İmralı'da PKK'nın başı Abdullah Öcalan muhakeme edilirken, 3 Haziran 1999 günü dördüncü duruşmada şehit yakınlarının avukatı Mehdi Keskin esas hakkında savunmasını okudu. A. Öcalan'ın yüzüne "Şehitler ölmez - Vatan bölünmez!" dedi ve sonra tartışma başladı. O zamanki Kastamonu Baro Başkanı Mehdi Keskin'in savunmasından:
"İnanıyorum ki, bu milletin hayatiyeti, bu vatanın bölünmez bütünlüğü, Türkiye Cumhuriyeti'nin ebediyete kadar devamı için kan veren, can veren şehitlerin, yiğitlerin ruhu, manevî varlığı; şu anda, cennetlerinden çıkmış, İmralı adası semalarında ve bu âdil mahkemenin salonunda, nur gibi ışık ışık bizlerle beraberdir. Onları minnetle anıyorum. Ve, onlara müjdeler veriyorum: Bakınız, görünüz, bir zamanlar sizlerin canı iki dudağı arasında olan Abdullah Öcalan işte şurda bakın, işte şurada... Cam bir kafesin içine girmiş, nedense... Şimdi onun yüzüne haykırıyorum: / Şehitler ölmez-Vatan bölünmez!" (A. Tekin, İmralı'daki Konuk).
"Şehitler tartışılır mı?" diyeceksiniz. O gün A. Öcalan'ın avukatları duruşmaya gelmemişlerdi. Çünkü yatacak yerleri yoktu.(Bu cümleyi başka türlü de anlayabilirsiniz.
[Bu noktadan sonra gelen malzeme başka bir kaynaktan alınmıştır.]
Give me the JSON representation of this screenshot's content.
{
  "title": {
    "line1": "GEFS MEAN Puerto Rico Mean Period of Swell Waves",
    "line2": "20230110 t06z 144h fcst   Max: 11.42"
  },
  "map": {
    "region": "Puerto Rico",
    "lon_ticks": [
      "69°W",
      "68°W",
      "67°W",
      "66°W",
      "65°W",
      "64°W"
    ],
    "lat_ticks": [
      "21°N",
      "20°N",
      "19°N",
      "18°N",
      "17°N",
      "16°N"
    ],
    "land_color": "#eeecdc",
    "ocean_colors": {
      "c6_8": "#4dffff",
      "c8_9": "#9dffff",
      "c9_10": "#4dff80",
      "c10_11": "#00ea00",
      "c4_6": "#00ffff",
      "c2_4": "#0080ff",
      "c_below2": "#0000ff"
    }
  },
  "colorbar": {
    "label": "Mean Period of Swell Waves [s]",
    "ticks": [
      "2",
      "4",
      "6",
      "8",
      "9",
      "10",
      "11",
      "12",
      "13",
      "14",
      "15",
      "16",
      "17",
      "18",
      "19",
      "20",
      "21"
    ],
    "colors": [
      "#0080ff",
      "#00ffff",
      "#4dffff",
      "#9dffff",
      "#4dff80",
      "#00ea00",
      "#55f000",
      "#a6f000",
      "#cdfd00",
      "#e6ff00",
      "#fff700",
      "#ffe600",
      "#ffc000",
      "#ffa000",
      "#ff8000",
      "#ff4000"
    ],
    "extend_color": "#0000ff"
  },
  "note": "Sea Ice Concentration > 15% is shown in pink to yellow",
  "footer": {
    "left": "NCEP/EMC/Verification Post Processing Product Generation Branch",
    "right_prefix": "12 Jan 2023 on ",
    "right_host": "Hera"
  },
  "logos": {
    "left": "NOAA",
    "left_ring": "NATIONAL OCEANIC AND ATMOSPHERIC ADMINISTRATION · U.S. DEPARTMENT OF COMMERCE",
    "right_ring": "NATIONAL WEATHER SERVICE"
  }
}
Hakkınız!) Gemlik'ten geliyorlardı ve otel sahipleri, "bölücü başı"nın avukatlarını otellerine sokmuyorlardı. Sonra yatacak yer bulundu. O yüzden "şehitler" ve "hamaset" salonda değil, dışarıda, gazete sütunlarında tartışıldı. Şimdi AKP'den kopanların kurduğu partide genel başkan yardımcısı olan Etyen Mahçupyan, "Şehitler ölmez vatan bölünmez" sözünü de geçirdiği "Müdahil Milliyetçilik" yazısında (Radikal, 9 Haziran 1999), şehitlerin avukatlarını "ırkçılıkla" itham etmişti. (Sonra Konya'dan gelen Av. Cengiz Erkoyuncu, E. Mahcupyan'ı mahkemeye vermiş tazminat kazanmıştı. ("Şehitler ölmez' derken..." başlıklı yazım. 15 Şubat 2018).
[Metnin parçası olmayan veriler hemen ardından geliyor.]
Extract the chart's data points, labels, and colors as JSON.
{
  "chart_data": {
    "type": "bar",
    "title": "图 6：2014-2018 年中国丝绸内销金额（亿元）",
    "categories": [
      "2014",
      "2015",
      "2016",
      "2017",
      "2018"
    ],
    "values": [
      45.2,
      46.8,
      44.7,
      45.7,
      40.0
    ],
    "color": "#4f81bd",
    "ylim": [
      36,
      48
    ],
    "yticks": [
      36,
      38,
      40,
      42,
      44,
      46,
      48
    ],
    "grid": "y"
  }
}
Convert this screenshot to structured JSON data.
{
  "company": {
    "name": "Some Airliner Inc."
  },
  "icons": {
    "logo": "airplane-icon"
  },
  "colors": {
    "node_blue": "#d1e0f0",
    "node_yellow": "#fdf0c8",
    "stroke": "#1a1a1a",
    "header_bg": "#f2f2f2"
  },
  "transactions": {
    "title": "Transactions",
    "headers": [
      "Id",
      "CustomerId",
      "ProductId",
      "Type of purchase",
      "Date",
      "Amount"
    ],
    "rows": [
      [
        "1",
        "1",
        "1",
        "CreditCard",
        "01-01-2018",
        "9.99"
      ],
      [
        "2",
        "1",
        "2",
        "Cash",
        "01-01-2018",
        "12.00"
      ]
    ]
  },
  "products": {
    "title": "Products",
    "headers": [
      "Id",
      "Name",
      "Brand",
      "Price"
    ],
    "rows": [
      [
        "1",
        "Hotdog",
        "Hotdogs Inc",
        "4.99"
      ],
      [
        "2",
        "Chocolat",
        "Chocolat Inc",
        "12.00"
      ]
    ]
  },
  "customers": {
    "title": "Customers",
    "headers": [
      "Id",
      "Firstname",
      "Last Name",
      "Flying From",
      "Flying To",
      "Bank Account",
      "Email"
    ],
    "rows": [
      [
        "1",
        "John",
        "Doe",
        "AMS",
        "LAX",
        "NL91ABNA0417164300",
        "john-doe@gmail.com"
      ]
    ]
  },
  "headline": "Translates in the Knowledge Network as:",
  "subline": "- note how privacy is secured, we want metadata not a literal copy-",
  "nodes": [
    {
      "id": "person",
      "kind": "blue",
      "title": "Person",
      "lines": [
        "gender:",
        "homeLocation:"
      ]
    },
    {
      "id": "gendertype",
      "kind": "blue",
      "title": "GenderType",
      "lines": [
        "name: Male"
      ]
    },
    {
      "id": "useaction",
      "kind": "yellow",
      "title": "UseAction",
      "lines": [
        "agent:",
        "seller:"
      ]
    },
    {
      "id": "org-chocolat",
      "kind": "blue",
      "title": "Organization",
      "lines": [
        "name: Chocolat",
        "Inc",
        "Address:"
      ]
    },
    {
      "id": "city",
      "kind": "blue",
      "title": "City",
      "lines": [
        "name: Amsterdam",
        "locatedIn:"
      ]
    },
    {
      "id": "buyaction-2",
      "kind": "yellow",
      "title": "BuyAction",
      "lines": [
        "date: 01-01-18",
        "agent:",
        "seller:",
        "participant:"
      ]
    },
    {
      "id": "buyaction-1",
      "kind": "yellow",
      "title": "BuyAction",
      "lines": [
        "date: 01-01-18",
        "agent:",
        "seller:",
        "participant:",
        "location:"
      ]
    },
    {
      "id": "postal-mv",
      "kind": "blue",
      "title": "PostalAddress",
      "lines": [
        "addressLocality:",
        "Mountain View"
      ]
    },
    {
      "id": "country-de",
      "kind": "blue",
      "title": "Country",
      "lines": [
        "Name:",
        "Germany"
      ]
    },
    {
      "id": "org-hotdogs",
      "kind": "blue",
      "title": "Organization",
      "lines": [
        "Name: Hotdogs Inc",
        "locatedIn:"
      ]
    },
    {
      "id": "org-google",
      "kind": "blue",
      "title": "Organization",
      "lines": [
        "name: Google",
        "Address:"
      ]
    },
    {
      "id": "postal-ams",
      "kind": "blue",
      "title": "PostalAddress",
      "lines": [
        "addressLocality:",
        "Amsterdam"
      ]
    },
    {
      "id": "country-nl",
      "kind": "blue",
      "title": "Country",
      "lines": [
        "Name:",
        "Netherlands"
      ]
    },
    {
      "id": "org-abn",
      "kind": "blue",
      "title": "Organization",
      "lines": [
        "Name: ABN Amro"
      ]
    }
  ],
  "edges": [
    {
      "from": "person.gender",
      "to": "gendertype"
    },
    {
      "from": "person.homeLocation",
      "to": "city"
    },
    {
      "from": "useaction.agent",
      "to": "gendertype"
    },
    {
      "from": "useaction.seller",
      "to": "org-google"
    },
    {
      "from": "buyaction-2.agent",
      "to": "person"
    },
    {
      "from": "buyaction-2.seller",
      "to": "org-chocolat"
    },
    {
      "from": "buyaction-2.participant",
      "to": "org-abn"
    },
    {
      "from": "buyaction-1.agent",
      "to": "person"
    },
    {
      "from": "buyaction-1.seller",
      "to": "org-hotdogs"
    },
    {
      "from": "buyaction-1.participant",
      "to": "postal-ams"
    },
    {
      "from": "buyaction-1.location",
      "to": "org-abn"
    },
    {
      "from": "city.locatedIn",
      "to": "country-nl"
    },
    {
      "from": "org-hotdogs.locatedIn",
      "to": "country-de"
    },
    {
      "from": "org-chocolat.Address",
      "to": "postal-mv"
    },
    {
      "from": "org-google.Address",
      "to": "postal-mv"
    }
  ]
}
Ne yazık ki, sonra, mevcut iktidar, çok cana ve yıkıma mal olacak çözüm/çözülme döneminde, A. Öcalan'a itibar etmeye başlayınca şimdi iktidarı destekleyen gazetelere kümelenmiş Hilâl K., Kurtuluş T., Melih A., Cemil B. gibileri şehitlerimizin üzerinden PKK'yı, bölücülüğü öne çıkaran iğrenç yazılar yazmışlar, tivitler atmışlardı. Meselâ; Hilâl K. "Şehitlik kavramı İslâm'da vardır. 'Türk-Kürt savaşı' dediğiniz hadisede ise 'şehit' yoktur. Anlaması çok mu zor hakikaten?" diyebilmiştir.
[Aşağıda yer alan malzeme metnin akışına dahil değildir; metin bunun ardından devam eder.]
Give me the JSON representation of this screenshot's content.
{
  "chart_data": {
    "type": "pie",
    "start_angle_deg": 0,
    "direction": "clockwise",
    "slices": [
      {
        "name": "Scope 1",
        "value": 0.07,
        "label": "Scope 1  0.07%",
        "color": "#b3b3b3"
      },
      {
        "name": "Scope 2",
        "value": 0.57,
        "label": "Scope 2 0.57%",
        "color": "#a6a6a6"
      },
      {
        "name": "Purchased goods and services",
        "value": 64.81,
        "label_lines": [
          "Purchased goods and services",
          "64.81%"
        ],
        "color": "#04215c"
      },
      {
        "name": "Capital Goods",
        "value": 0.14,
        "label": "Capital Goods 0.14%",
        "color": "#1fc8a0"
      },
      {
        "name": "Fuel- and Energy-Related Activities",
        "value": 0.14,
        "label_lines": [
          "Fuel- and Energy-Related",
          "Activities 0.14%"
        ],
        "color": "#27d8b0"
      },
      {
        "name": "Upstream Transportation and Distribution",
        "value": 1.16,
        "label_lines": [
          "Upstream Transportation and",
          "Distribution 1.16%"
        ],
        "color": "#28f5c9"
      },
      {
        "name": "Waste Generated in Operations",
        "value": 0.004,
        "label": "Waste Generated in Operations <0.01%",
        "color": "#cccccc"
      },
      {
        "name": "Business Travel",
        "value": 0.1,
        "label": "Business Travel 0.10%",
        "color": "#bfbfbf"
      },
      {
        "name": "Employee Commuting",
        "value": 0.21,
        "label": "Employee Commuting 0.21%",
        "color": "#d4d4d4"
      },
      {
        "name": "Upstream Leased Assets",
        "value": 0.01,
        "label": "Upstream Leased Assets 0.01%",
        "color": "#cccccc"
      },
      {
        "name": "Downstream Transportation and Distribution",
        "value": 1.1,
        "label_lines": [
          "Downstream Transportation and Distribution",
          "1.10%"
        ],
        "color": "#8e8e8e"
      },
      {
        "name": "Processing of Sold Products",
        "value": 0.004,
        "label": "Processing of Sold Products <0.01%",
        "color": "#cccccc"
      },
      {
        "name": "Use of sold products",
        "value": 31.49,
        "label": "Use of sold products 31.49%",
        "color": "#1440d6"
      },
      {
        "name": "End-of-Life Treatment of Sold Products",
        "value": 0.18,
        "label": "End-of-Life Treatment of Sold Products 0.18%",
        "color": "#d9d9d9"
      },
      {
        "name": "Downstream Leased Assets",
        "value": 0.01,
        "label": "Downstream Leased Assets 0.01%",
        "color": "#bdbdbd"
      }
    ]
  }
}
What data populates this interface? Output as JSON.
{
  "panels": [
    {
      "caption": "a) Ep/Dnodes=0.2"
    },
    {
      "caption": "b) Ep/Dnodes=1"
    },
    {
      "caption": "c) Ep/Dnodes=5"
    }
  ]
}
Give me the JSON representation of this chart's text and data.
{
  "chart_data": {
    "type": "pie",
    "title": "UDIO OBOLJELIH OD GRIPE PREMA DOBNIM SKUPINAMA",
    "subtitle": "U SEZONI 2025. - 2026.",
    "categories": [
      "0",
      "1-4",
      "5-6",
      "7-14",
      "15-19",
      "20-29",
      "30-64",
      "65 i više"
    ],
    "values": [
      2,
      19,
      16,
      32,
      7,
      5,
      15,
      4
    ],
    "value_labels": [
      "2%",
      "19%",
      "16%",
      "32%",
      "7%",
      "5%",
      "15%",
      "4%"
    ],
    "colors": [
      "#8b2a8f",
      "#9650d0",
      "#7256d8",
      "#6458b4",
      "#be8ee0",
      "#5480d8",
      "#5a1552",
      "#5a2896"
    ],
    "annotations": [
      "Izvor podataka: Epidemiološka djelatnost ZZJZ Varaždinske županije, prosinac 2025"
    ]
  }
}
Saray'ın gözdesi hanım (Reis'in en son Azerbaycan'a yolculuğunda da tayyaredeydi.) Marxit/dinsiz PKK ile verilen mücadeleyi, bir başka yöne çekiyor. Öyle olunca Beşşâr'ın adamları da "Müslüman"; savaşırsan "şehit" düşülmüyor mu?
Zırva zırva üzerine... Ve zırvalayanlar, AKP'nin gazetelerinde yazıyorlar, kanallarında program yapıyorlar.
Devleti yönetenler, hakikati söyleyenlere değil; "yağ çekenler"i itibar ederse ülke zarar görür.